Anonymisation is most effective when considered early in the data lifecycle as it supports data protection principles and the requirement for ‘Data Protection by Design and Default’. Anonymisation is particularly useful in research and when disclosing data outside the institution, but can also be used internally to protect personal data and reduce the risks of inappropriate use or disclosure.
- Anonymisation Techniques
- Identification and Re-identification
- Prior Knowledge
- The ‘Motivated Intruder’
- Creating Personal Data From Anonymised Data
- Spatial Information
- Publication vs Limited Access
- Freedom of Information
- Further Reading
Several common anonymisation techniques exist that have key differences and certain attributes that would direct the user to selecting one over the other. Common anonymisation techniques include:
- Data masking, where personal data elements are removed to create a dataset where personal identifiers are not present. Partial data removal is a typical example of this but carries higher risks. Depending on the information removed, it is possible for this dataset to be recreated with other data, for example using the Electoral Register to determine individuals based on date of birth and postcode data in a dataset, or postcode data that relates to very low numbers of dwellings in a postcode area. Data quarantining is another variation whereby data is supplied to a person who is unlikely or unable to have access to the additional data required to aid re-identification. This is less likely in a connected world as it is difficult to know with some certainty what information the recipient may be able to access.
- Aggregation is a common example of anonymisation used for data analysis where data is displayed as totals rather than individual values. Low value totals are often excluded completely or may be grouped together to produce a larger group, for example a survey that results in a group of less than five data subjects would not be reported. This is a common approach with staff surveys where other data from the survey responses could identify a single person within a department. Within aggregation, there are different ways of achieving anonymisation, partly depending on the size of dataset and the degree of accuracy required for the results. Typically this is not a useful approach for research at an individual-level, but is good for large scale analysis, such as modelling people movements or social trends. It is generally low risk from a disclosure point-of-view (obviously source data is still high-risk) as it is intentionally difficult or impossible to relate any results to a particular individual.
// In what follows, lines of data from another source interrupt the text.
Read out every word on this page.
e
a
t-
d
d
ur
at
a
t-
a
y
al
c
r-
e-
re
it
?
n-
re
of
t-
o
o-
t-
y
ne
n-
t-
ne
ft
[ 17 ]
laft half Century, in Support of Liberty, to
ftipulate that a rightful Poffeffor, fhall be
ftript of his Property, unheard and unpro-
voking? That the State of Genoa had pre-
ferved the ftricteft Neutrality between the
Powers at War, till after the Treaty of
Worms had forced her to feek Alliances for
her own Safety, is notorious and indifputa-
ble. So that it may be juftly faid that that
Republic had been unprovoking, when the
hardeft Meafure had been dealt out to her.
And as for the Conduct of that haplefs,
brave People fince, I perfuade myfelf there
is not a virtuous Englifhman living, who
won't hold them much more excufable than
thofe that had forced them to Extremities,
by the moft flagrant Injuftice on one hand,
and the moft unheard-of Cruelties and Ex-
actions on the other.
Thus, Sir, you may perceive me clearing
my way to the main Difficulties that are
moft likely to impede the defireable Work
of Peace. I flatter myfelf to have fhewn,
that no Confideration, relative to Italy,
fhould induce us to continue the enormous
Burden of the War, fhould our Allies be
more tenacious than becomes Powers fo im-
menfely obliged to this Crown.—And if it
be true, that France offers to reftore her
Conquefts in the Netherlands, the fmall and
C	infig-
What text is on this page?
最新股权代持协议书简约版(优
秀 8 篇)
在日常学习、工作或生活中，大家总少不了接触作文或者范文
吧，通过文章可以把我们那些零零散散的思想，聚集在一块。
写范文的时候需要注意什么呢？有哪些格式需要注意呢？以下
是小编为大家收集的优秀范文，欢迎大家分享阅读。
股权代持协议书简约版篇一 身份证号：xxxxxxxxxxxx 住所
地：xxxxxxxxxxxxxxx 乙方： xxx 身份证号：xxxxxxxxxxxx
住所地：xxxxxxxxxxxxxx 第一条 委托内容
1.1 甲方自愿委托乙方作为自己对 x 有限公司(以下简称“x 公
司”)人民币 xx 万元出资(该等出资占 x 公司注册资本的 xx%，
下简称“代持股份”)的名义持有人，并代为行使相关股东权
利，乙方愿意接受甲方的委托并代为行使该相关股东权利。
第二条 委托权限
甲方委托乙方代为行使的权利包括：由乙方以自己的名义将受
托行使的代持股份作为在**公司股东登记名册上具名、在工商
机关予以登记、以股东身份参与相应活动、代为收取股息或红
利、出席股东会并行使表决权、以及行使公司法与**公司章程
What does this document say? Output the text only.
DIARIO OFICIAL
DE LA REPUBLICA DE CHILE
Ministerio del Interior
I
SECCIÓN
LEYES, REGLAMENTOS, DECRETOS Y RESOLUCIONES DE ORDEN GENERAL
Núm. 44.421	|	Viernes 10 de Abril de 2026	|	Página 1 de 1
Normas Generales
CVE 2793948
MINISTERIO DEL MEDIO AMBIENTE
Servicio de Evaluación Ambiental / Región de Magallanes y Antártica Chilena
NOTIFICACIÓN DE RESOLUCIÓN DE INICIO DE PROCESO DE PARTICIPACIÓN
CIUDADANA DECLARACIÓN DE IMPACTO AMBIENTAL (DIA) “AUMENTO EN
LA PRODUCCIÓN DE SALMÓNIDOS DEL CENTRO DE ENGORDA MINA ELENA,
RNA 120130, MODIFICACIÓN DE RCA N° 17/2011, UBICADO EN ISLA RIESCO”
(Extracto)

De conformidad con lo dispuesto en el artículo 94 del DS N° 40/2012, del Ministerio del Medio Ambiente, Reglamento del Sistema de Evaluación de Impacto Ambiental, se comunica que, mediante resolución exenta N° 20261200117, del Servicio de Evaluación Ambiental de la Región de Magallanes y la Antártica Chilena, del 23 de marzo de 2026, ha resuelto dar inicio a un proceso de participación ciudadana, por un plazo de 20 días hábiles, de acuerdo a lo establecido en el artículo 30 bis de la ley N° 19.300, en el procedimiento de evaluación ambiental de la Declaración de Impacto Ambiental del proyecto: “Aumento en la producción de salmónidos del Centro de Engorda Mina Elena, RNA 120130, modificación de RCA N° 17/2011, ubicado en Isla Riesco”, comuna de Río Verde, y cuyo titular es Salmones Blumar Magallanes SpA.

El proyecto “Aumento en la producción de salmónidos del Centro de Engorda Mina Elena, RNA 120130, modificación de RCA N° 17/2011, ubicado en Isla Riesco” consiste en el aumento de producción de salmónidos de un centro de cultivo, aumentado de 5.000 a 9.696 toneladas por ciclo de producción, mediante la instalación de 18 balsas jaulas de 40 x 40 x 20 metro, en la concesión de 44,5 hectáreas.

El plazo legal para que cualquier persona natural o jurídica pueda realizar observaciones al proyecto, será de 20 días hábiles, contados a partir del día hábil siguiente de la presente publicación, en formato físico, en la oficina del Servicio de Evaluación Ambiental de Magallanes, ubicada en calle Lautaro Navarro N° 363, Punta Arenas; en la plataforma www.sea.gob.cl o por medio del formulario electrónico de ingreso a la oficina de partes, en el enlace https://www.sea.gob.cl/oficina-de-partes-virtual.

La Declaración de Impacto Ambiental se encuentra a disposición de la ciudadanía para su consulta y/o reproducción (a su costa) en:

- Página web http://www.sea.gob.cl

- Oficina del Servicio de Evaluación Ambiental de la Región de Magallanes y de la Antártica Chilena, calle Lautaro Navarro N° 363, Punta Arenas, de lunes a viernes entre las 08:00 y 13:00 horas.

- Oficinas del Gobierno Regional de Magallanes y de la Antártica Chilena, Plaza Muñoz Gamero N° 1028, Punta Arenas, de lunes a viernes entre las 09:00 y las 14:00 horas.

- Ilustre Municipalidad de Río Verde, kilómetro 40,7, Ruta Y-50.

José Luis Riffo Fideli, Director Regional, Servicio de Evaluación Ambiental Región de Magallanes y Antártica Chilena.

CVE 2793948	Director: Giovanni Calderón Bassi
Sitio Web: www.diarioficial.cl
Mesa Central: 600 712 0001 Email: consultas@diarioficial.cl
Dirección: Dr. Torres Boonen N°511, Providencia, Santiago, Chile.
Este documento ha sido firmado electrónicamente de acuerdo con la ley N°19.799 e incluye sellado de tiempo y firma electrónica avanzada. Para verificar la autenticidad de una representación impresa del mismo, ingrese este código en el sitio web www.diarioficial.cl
- Derived data uses values of a less granular nature, typically through ‘banding’, to hide the exact values, for example using a year of birth instead of date of birth. This is a lower-risk technique because data matching is more difficult. This means that the data can be relatively rich and still useful for individual-level research but with lower risks for re-identification.
- Pseudonymisation is the practice of extracting and replacing actual data with a coded reference (a ‘key’), where there is a means of using that key to re-identify an individual. This approach is typically used where the use of the data needs to relate to individual records, but also needs to retain security and privacy for that individual. Pseudonymised data carries a higher privacy risk and security of the key is essential. Because the data is not truly anonymised, personal data that has been pseudonymised can fall within the scope of data protection legislation depending on how difficult it is to attribute the pseudonym to a particular individual.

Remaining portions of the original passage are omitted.